Hafiz Saeed is free, roll out the sweets - again
Pakistan’s Supreme Court has upheld a lower court’s decision that Hafiz Saeed, head of the Islamic group accused of masterminding the 2008 Mumbai attacks, cannot be detained.
No surprises here. It’s the same old story with a familiar plot and the inevitable ending.
The court ruled that the evidence against Saeed was weak. That’s true because there’s very little teeth to legal actions taken against Saeed.
Pakistani authorizes have never filed criminal or terrorist charges against the leader of the LeT (Lashkar-e-Taiba), a banned group now operating as the Jamaat-ud-Dawa. Instead, Saeed tends to get detained under the MPO (Maintenance of Public Order) law. In legal terms, that entails a limited detention period until a court ruling. In plain-speak, it’s a light rap on the knuckles for disorderly conduct.
This has happened before. In 2009 and 1996, Saeed was let go under MPO.
When it comes to cracking down on Saeed, Pakistan acts late – only when the international pressure gets almost unbearable. Then, the authorities do a spectacularly weak job. Nuisance offences see him in the dock for a couple of months until some court orders him free.
This is followed by the usual happy-ending scenes. The news is greeted by the usual shots of “Allah-u-Akbar". Saeed supporters then distribute the customary traditional, rather delicious-looking celebratory sweets. News photographs show grown men sporting heavy-duty, midriff-long Islamic beards happily gobbling the mithai, as those succulent sweets are called across the subcontinent.

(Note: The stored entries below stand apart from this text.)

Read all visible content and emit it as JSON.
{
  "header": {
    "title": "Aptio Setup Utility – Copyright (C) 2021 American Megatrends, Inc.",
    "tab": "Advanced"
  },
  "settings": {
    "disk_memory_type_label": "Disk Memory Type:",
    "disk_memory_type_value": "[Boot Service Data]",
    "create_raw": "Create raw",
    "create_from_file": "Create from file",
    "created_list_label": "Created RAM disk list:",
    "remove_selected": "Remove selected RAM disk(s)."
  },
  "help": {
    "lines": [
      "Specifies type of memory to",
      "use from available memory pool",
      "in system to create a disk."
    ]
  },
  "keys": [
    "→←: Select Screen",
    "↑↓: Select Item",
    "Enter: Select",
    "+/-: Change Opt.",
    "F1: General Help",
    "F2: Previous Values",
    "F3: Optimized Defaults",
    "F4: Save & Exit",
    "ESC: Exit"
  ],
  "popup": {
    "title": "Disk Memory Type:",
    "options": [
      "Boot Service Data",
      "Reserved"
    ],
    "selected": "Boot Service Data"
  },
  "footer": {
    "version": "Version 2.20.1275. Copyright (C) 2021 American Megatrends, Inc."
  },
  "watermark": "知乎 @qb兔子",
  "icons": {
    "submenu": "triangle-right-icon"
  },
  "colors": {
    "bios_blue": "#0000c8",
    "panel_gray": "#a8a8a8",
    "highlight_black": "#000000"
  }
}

Happiness on one side of the LOC -- or Line of Control separating Pakistan from India -- is invariably greeted with disgust on the other side. So the sight of mithai-chomping Saeed supporters will make stomachs turn in India – especially for the families of victims of the Mumbai attacks. The Indian government of course will officially express its disappointment and grumble about extradition requests and ample evidence.
Nothing ever changes in these parts...
A word about Saeed’s organizations: They tend to change with the shifting legal winds. This can get confusing, so I’ll try to simplify it.
In January 2002, after the US put the LeT on its terrorist list, thereby compelling then-President Gen. Pervez Musharraf to ban the group, the LeT simply changed its name.
How was this done? Remarkably openly: overnight, the signboards of the group’s headquarters and various other centers across Pakistan were changed from Lashkar-e-Taiba to Jamaat-ud-Dawa. Easy does it...
So that’s the new name. Except there’s another sidling group called Falah-i-Insaniat.
Whatever the name, the groups do good business during a crisis. After the 2005 earthquake, victims could not get by without a little help from their friendly Jamaat man.
Falah-i-Insaniat is providing assistance to the millions displaced from the Pakistani army’s offensive in the Swat Valley. No doubt a substantial number of those displaced will find their calling with some wing of the group.
But that’s all the simplification I can provide. There’s the story of why the Pakistani authorities like Lashkar, but not Hakimullah Mehsud's Pakistani Taliban group. There’s also the yarn of why the Pakistani Taliban do NOT like Lashkar. But they’re long, complicated tales and we’ll save that for another time.